Reasons not to buy Apple's new iPhone 4G - bensummers
http://www.telegraph.co.uk/technology/apple/7800676/10-reasons-not-to-buy-Apples-new-iPhone-4G.html

======
soyelmango
I have a Windows Mobile phone, and after that painful experience, I'll most
likely get an iPhone 4g, though I'd consider an Android too...

1) It’s expensive: Agree

2) It’s anti-technology: no surprise there from Apple.

3) No Flash: Putting a proprietary feature onto a proprietary platform - two
wrongs don't make a right. Elsewhere, I read that Flash on Android is slow and
a battery hog. It feels that this is less about wanting Flash on the iPhone,
and more about a backlash against the iPhone's closed platform per se.

4) No multitasking: Tried multitasking on a Windows Mobile? The phone reduces
to a crawl. I looked around Android Apps and noticed quite a few memory and
task management utilities - I want to use my phone, and not think about
killing apps hogging CPU/RAM in the background.

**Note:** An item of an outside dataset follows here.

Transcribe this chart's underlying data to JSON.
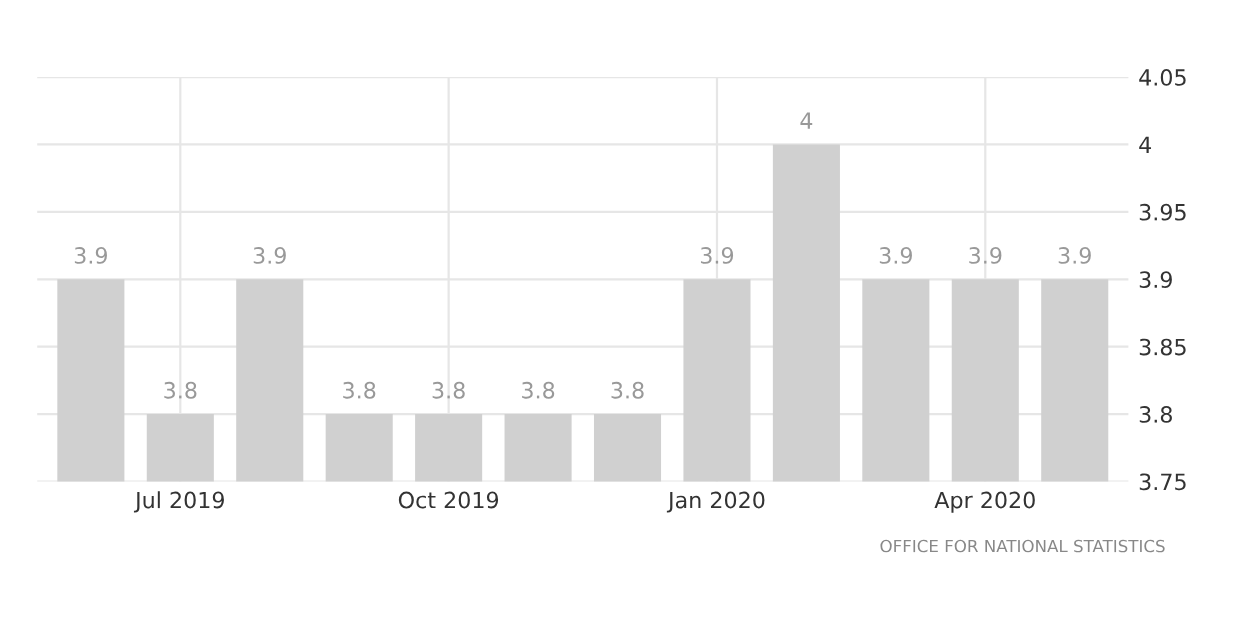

5) Its battery life is terrible: Possibly because people play with their
iPhones throughout the day. Possibly because power consumption is tweaked for
performance rather than economy. Possibly because users are accustomed eye-
candy interfaces that impose much overhead.

6) Developing apps for it is costing you money: At least when I use that app,
it has a high probability of working. My WinMob has these browsers: Opera,
Opera 10, Skyfire, IE, Opera Mini, Opera Mini 10, Bolt. Why do I have so many?
Because none of them are much good at rendering reliably. I'm by no means a
fanboy - much the opposite, I'm quite an Apple Disliker - but I want Things
That Work!

7) It comes with offensively bad headphones: Most likely true

8) It’s not very well designed: "It’s a computer that happens to have a phone
bolted on" - as are most smartphones now.

9) It charges for satnav: I didn't know this. But I thought Google Maps had
turn by turn satnav?

10) Those iPod docks are holding back better technologies: Completely agree.
Get rid of that silly connector and use the micro USB connector!

------
soyelmango
I should also ask... Ben, did you post this link because you agree or disagree
with the article?

What phone do you have and what will you get next?

------
tomwans
This article is nothing short of hilarious.

Bad headphones? Dealbreaker.